State Sen. Martin G. Madden says he will urge Howard County officials to kill a proposal for a Columbia-style development in North Laurel because the state lacks the money for the roads and other improvements needed to handle the growth.
Speaking Tuesday night to the Southeastern Howard County Regional Association, a newly formed civic organization, Madden said the proposed mixed-use development by Rouse Co. -- Columbia's developer -- would bring too much residential development to the area without adequate public facilities to support it.
Residents fear that the 527.3-acre project -- to be built off Gorman Road, along Interstate 95 -- would overcrowd overburdened schools and worsen traffic snarls at U.S. 29 intersections at Route 216 and Gorman Road. Planners estimate that it would cost the state $31 million to upgrade those intersections -- money Madden insists the state lacks. "There's been no commitment at all to fund these intersections, and I'm not pushing it," Madden, a Republican, told the group of about 40 residents at the Savage Library. "I will be recommending to the county executive that this project be denied."
Rouse's project would be the largest of its kind under a new zoning category called mixed-use -- a designation that aims to re-create the new town zoning style of Columbia in areas throughout the county. A mixed-use district would include single-family homes, multifamily units, retailers and a recreation area.
Madden believes the Rouse site should be developed under its current zoning -- "planned employment center" -- as a business district, but Rouse officials say their studies have shown that such a project would have an even worse impact on the traffic.
"There would be significantly more traffic," Alton Scavo, Rouse senior vice president, said during a telephone interview earlier // this week. "That's what our studies have shown."
County planning and zoning officials agree.
"It would be devastating to the road network," Joseph W. Rutter, director of the county Department of Planning and Zoning, said about construction of a business district instead of the mixed-use development. "That's why we designated it as mixed-use."
Rouse also has said that it would make some road improvements if the project is approved, but the county and state also would have to assume some of the responsibility.
Rouse's project, which would be the third property zoned for mixed-use in southeast Howard, would bring more than 1,400 new homes to the area and thousands of new residents. The proposed site, about the size of a small Columbia village, is bounded by Gorman Road to the north, Route 216 to the south, along Interstate 95 to the east and the Maryland-Virginia Milk Producers Cooperative to the west.
Before Rouse can begin the project, the developer first must have the site rezoned from "planned employment center," a business district, to the mixed-use designation. The developer filed a petition for the change with a preliminary development plan Oct. 25.
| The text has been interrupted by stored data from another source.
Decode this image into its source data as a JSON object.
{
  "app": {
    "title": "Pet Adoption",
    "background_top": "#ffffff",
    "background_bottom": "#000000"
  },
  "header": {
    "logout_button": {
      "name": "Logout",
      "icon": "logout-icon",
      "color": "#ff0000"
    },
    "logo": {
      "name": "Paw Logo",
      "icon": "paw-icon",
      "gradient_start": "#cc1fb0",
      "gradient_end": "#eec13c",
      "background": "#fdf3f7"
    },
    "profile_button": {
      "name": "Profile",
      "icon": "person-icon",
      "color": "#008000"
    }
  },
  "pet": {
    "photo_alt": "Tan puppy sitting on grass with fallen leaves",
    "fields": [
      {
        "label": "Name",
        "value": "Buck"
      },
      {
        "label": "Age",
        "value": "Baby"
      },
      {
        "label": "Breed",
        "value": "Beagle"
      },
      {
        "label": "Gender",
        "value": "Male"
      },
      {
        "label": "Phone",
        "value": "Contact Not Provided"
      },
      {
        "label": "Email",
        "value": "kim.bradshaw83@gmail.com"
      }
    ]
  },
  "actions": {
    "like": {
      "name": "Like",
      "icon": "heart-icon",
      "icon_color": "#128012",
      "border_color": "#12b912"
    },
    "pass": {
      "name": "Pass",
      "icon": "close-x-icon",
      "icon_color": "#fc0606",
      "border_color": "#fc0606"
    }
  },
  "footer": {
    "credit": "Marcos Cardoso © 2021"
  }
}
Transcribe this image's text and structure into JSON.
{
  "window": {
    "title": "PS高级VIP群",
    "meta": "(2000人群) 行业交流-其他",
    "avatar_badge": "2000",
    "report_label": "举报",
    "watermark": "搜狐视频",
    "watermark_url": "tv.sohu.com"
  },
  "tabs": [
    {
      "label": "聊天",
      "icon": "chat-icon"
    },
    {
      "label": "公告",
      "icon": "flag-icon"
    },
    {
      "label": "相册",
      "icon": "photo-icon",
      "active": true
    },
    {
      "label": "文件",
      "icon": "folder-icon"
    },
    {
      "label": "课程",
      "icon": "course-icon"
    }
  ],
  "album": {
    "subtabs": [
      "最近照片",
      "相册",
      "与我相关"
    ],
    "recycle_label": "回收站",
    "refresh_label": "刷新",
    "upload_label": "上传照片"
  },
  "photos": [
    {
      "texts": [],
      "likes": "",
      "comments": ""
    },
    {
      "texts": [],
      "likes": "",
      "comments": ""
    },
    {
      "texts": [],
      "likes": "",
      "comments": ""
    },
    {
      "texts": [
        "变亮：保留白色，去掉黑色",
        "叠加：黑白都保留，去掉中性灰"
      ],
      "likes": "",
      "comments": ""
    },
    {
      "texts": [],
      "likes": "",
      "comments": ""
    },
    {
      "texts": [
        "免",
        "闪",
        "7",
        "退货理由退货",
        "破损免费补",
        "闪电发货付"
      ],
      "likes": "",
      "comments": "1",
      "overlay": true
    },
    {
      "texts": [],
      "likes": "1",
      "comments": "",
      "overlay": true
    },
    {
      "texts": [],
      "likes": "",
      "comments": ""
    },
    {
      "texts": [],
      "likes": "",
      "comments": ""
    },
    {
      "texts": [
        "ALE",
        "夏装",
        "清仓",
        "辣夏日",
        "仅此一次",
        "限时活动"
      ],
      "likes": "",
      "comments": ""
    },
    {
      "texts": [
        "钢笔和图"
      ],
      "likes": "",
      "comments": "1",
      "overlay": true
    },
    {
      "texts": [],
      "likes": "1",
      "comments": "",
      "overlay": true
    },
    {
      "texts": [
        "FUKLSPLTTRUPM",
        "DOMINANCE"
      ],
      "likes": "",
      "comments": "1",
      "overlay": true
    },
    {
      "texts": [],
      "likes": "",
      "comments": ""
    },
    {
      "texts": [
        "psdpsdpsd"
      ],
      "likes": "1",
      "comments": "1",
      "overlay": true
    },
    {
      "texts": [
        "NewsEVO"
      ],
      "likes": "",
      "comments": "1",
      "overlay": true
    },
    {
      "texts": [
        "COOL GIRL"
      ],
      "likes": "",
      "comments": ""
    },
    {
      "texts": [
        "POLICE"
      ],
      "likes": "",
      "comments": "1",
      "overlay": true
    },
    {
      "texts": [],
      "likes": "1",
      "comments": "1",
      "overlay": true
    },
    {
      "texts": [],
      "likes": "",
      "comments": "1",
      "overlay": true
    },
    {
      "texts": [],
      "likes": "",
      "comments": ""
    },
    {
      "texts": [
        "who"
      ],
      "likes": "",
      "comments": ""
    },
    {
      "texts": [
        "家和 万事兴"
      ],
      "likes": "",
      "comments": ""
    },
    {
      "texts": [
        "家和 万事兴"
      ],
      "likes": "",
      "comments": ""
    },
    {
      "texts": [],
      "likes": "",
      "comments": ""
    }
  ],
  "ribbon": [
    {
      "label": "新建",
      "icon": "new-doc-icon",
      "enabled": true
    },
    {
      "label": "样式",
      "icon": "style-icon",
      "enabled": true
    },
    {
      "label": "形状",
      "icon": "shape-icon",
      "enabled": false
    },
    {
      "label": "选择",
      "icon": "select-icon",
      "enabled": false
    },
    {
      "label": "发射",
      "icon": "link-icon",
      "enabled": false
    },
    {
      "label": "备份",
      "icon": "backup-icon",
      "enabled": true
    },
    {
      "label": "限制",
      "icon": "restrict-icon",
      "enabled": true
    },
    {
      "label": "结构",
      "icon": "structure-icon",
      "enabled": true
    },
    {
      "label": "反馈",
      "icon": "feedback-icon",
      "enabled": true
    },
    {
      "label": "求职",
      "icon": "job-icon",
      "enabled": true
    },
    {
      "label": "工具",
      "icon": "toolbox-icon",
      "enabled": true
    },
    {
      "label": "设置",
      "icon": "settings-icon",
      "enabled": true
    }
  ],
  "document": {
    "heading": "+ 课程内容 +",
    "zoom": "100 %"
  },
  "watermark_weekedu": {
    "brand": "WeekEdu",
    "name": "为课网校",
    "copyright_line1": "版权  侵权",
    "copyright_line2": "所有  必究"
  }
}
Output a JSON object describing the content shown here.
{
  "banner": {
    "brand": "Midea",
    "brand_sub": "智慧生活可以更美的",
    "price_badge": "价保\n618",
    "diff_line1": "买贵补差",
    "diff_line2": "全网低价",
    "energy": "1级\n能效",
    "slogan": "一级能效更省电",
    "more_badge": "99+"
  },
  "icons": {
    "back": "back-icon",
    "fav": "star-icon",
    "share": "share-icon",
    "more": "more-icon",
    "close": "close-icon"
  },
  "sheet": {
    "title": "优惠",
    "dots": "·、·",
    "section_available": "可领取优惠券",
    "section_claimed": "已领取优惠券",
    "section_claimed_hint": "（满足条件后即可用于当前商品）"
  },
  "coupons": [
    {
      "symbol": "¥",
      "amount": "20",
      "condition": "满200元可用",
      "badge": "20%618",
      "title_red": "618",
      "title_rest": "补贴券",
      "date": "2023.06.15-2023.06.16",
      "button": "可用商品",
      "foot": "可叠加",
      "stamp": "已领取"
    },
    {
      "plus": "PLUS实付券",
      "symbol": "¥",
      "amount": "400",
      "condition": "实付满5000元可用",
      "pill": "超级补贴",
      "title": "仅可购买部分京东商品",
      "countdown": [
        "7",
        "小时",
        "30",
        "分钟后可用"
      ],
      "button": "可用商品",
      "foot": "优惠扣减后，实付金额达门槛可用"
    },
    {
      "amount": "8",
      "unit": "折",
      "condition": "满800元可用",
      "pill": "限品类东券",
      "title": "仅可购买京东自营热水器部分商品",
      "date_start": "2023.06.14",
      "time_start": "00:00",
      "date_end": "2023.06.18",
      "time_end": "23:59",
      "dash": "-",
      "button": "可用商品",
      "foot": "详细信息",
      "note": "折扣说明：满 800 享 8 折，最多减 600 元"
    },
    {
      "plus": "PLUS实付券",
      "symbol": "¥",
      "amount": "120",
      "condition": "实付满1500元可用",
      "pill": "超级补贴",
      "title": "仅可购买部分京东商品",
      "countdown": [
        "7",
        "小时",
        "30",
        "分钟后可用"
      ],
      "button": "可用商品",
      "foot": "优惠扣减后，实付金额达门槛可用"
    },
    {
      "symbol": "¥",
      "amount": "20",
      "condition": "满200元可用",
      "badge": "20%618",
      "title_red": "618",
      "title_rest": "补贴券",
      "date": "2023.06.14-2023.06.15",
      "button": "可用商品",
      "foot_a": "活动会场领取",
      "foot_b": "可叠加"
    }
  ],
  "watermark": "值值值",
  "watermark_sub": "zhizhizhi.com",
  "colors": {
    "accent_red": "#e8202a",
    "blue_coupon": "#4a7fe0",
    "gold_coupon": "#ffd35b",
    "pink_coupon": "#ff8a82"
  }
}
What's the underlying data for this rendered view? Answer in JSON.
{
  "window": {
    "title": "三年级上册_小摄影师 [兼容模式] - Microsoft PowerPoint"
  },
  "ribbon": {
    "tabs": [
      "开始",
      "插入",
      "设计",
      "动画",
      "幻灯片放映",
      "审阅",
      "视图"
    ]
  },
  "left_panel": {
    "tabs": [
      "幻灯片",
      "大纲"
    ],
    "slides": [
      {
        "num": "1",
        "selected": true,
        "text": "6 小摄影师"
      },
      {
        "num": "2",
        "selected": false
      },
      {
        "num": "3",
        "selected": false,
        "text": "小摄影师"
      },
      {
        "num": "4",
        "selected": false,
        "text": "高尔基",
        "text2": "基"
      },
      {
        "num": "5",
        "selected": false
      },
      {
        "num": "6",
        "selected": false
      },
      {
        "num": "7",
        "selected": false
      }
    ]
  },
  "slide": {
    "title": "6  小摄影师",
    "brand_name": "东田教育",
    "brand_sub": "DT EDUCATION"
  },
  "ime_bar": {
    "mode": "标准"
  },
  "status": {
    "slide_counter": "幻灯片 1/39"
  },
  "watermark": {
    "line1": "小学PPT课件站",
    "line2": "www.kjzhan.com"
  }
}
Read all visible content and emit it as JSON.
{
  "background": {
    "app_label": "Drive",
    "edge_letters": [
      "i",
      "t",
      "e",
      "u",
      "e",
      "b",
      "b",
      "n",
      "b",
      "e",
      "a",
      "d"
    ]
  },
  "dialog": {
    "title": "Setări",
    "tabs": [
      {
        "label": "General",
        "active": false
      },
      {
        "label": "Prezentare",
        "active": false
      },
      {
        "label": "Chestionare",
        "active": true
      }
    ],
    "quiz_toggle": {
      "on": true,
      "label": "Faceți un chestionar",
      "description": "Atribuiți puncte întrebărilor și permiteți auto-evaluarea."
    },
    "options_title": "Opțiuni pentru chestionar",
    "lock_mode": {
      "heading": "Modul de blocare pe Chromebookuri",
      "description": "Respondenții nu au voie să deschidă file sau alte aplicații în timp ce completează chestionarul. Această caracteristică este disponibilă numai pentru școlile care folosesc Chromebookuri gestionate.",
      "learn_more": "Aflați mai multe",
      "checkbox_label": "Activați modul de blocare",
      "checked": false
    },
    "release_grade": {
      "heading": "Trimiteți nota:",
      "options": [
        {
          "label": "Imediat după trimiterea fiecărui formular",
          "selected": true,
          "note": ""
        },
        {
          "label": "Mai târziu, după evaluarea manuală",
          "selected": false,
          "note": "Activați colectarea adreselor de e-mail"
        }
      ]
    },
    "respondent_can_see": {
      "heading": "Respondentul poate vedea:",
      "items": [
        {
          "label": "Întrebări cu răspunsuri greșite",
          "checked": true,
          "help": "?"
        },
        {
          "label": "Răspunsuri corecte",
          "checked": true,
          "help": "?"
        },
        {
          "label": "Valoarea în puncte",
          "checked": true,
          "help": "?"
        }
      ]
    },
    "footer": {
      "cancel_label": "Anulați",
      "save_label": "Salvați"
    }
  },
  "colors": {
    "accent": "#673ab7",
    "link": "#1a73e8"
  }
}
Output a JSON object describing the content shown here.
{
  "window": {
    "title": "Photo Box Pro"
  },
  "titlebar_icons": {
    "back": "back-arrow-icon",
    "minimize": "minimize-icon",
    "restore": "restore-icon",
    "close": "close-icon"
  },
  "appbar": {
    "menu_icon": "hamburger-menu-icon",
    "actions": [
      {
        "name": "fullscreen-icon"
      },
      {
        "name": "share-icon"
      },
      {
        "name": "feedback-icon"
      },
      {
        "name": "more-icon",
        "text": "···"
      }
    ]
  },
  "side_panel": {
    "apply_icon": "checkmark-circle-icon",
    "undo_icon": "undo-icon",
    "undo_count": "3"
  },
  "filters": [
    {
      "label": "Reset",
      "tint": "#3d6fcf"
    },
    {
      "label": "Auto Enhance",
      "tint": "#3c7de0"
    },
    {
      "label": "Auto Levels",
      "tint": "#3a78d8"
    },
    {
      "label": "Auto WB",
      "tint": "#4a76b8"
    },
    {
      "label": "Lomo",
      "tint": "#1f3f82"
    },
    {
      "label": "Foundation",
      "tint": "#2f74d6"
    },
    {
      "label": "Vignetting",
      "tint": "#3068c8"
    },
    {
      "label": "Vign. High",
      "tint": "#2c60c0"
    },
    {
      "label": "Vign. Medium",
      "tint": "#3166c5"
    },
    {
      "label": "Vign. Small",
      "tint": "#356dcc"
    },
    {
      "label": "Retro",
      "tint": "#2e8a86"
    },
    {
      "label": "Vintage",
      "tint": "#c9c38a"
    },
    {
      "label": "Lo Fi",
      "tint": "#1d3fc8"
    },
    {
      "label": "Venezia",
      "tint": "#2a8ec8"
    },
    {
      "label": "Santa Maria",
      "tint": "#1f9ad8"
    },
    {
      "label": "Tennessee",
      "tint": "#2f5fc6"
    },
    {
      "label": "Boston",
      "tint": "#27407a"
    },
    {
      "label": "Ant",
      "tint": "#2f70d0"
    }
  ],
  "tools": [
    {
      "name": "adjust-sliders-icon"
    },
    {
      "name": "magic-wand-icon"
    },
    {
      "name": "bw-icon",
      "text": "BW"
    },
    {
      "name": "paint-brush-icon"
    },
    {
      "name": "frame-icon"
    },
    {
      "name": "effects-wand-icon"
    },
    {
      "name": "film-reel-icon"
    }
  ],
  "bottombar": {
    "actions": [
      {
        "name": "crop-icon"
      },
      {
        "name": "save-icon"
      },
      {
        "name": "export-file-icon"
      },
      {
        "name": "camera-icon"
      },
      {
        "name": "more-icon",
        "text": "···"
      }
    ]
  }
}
The Howard County Citizen's Association (HCCA), a countywide civic organization, has asked the county zoning board to reject the petition because it believes the request for a zoning change and the preliminary development plan should be reviewed separately. The concern is that the petition won't be given enough scrutiny if reviewed as one package.
The zoning board -- a group made up of County Council members -- is considering holding a closed session Jan. 8 to discuss legal procedures for handling HCCA's request.
Just 2 months old, Rouse's proposal has become the single most important issue to residents in southeast Howard. They have banded together to form the Southeastern Howard County Regional Association, a group that represents homeowners' associations and civic groups throughout the southeastern portion of the county.
The group met for the second time Tuesday night, when it established its name and some of its goals. Its main and immediate concern is what impact the mixed-use site will have on residents' suburban and, in some cases, rural lifestyles.
"It's going to deteriorate the quality of life," said Fulton resident Peter Oswald, who attended the Tuesday night meeting.
Tom Flynn, president of the North Laurel Civic Association and one of those who also attended the Tuesday meeting, agreed with Madden, saying that some residents would rather see Rouse develop the site as a business park instead of a housing development because high traffic volume would occur only during business days.
"Maybe I'm being overly optimistic, but there's a lot of incentive for a business owners to locate their operations here," Flynn said. "You're putting it in an area that's considered one of the most highly educated in the country."
Flynn also reiterated an opinion regularly voiced by residents in the southeast: "A lot of people here don't want to see another Columbia."